Irish farming would achieve carbon-neutral status if permanent pasture and hedgerows received credit for the sequestration, IFA president Joe Healy has said.

“If you take even the renewable energy from farmland there’s 3.4m tonnes that can be offset there against it but the energy sector gets credited for that. We don’t get credit for our permanent pasture, our hedgerows. If we got credits for all of those, we would be carbon-neutral,” Healy said. “There are 185,000ha of unenclosed land that we need the Government to open up. That can be planted all over the country.”

Healy was speaking on The Pat Kenny Show on Newstalk on Tuesday morning. Catherine Devitt from Stop Climate Chaos Coalition was also speaking.

She said that she is from a farming background, has siblings who are farming and understands the financial pressures farmers are facing.

Goals

However, she said Ireland needs to have wider conversations about policy choices we are making today and how they affect our emissions goals.

“Our 2050 goal is to achieve 80% of our emissions cuts. For agriculture it is carbon neutrality,” she said. “That means we need to sequester carbon through forestry, peatlands soil and so on. Our planting rates on forestry are far behind.”

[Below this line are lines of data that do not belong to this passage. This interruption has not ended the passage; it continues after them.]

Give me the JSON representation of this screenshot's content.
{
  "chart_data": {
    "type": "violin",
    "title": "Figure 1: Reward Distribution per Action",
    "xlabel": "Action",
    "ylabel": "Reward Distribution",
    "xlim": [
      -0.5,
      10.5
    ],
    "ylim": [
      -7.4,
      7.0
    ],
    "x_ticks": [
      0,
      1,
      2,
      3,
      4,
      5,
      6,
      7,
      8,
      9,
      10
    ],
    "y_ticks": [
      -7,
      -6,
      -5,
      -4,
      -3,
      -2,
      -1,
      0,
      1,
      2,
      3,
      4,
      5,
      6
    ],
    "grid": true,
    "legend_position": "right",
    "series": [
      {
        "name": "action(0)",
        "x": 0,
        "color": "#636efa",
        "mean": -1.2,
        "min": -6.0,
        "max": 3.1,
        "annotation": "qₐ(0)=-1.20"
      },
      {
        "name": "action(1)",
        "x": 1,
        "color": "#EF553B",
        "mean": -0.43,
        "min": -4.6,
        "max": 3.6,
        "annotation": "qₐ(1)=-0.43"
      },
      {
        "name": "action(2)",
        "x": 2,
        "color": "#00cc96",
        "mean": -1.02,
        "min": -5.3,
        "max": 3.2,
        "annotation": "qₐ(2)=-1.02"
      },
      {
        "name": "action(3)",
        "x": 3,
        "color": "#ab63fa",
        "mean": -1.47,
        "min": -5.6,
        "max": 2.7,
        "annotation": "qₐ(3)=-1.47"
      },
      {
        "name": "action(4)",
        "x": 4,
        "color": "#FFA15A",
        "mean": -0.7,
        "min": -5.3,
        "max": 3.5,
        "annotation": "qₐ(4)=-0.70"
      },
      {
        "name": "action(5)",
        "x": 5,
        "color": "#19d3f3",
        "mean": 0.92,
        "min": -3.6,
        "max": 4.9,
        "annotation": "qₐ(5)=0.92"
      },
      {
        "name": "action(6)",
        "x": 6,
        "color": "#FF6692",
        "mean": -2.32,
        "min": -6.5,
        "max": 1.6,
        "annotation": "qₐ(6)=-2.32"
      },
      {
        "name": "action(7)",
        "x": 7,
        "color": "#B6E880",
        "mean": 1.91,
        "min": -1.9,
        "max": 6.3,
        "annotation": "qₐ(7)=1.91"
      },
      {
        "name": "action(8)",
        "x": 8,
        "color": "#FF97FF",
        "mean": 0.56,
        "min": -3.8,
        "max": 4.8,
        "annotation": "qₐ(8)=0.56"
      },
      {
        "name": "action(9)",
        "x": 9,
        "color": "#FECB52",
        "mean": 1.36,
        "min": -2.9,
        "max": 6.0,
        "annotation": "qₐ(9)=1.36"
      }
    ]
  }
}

Devitt said that the problem with agriculture is that emissions from the sector are expected to rise.

“Ireland is not on any kind of a pathway to achieve its 2030 objectives… Are we losing focus of the bigger picture here? We recognise that farmers are already doing a lot on this issue. Farmers are already taking a lead on this. We need to ask ourselves the policy choices we make over the next couple of years.”

Farmers can potentially reduce greenhouse gas (GHG) emissions by 30% or more according to Healy, citing IFA’s smart farming programme as a win-win example, financially and environmentally.

“Since 1990 Irish farmers have increased agricultural output by 40% but we are still at same level of GHG emissions,” he said.